Begoñita
La relación con la tecnología resulta desesperante en demasiadas ocasiones
Mantengo una relación de amor y odio con la tecnología. Según los entendidos, es algo frecuente en aquellos que dependen de ella y temen que ... les juegue una mala pasada. Quizás por esa razón pongo nombre a algunos aparatos, como si no acabara de creerme que tamaña inteligencia no lleve escondido un duende, con su corazoncito y su mala leche. A mi GPS le llamé Begoñita, la voz metálica me recordaba a alguien que se llamaba así. Necesitaba hacerla cercana; aquel artilugio me iba a librar por fin de mi condición de eterna desorientada. No nos caímos bien desde el principio. Ya el primer día me mareó dando vueltas y devolviéndome machaconamente a un punto determinado que no era mi destino. Me molestaba mucho que me dijera que siguiera dos kilómetros por la carretera, como si no supiera que estaba en ella, o que me mandara girar hacia el este, presuponiendo que yo sabía dónde estaba el punto cardinal. Ni que decir tiene que he estado a punto de colisionar cuando me ordenaba salir por la tercera a la izquierda, donde me encontraba con una dirección prohibida. Acabé apagando a Begoñita y parando a preguntar, que era lo que había hecho toda la vida; la desconfianza hizo nuestra relación imposible.

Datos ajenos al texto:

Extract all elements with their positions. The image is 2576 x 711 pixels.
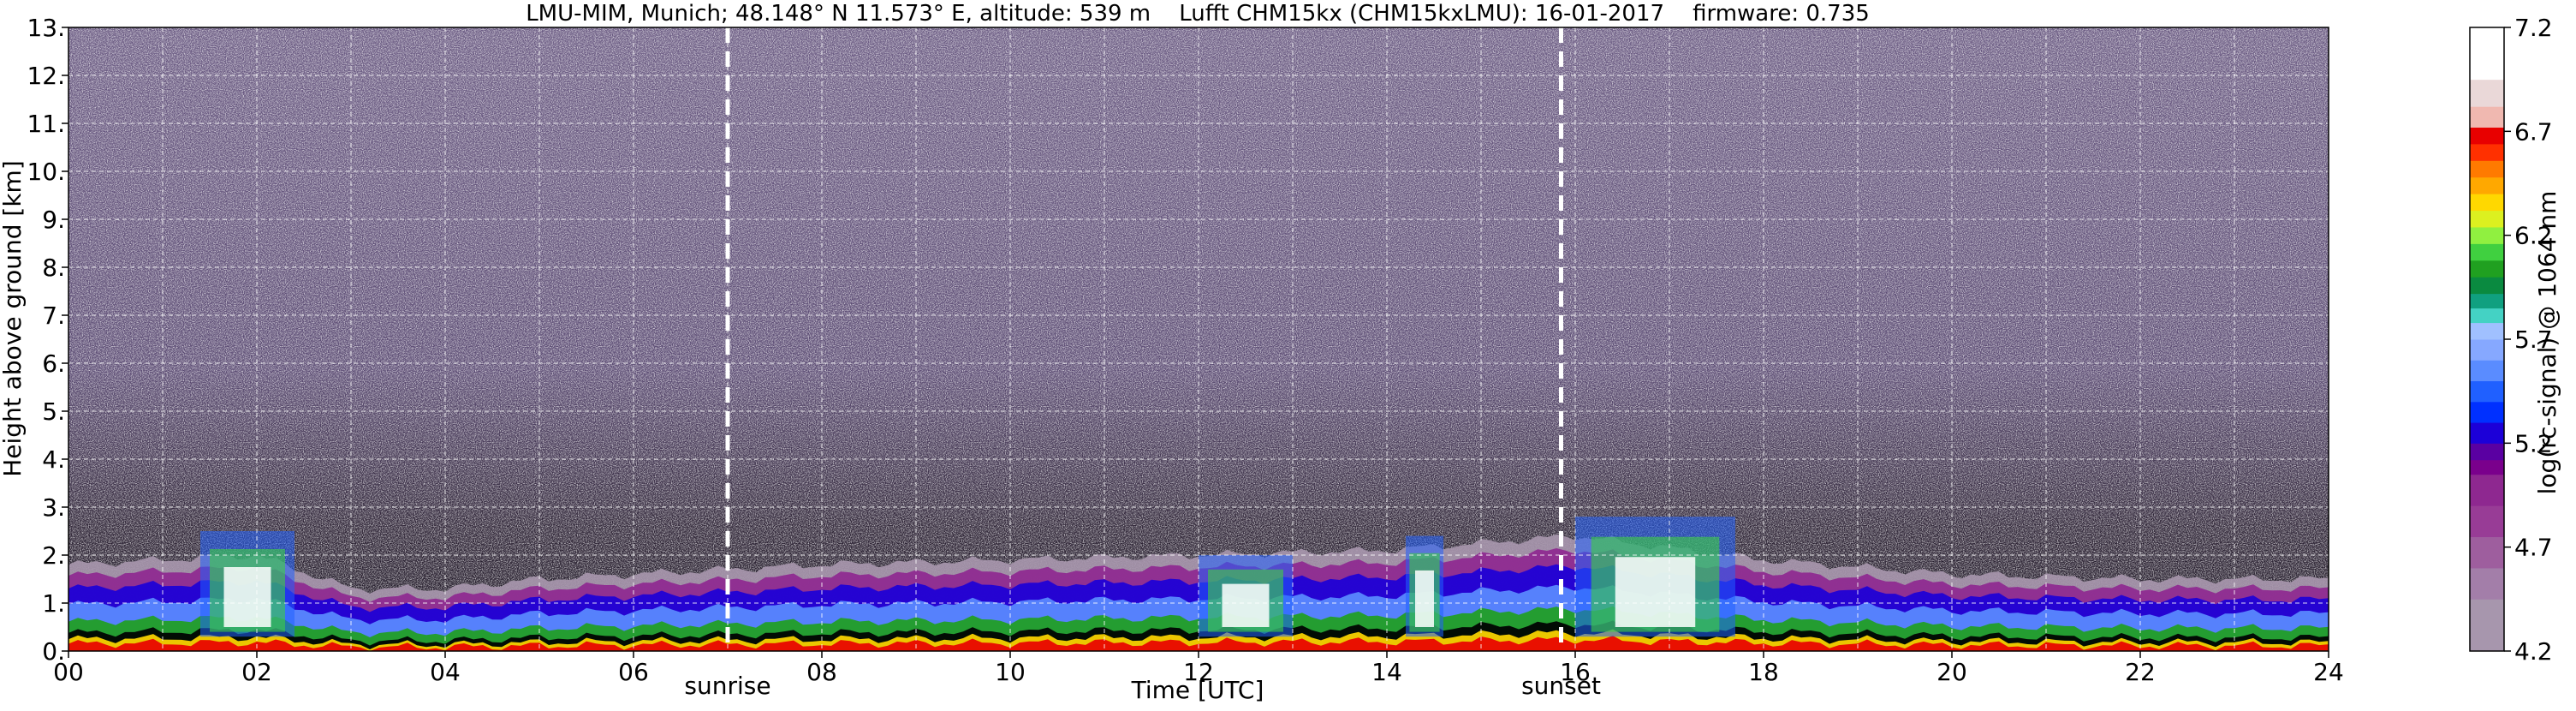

Recientemente me alojé en una casa preciosa, cuyo atributo principal era ser inteligente. Todo lo que tenía que saber para pasar en ella cuatro días de ensueño estaba en una aplicación en el móvil, de esas que dicen que es sencillísima. La casa ya reconocía mi voz, pues había sido programada para ello previamente. Nada más situarme ante su puerta me acordé de Begoñita y me temí lo peor. En mi franja generacional soy una avanzada en lo que a ordenadores se refiere. No me ha quedado otro remedio. Pero aquello me sobrepasaba emocionalmente. El portero automático -por llamar de algun modo a un cuadro de sensores- reconocía la voz, las pupilas y hasta te contaba las pestañas. Tras un forcejeo con mi dignidad, atravesé el umbral. Luego hubo que encender la luz y aquello fue un festival en que las persianas subían y bajaban, la televisión se ponía en marcha y la luz se apagaba con una palmada.
Yo, que siempre había despotricado de los pasillos oscuros y las tarimas crujientes, deseé con todas mis fuerzas volver al hostal de toda la vida con sus muebles estilo remordimiento y sus mantelitos de ganchillo. El agua, el aire acondicionado y la sorpresa continua en los baños me desmoralizaron. Ni tan siquiera probé la tentadora piscin Agotada, acabé en un dormitorio inmaculado que hubiera podido utilizarse como quirófano, y me metí en una cama con tamaño de estadio de fútbol con la mosca detrás de la oreja. Cuando estaba a punto de dormirme me pareció que las sábanas me abrazaban.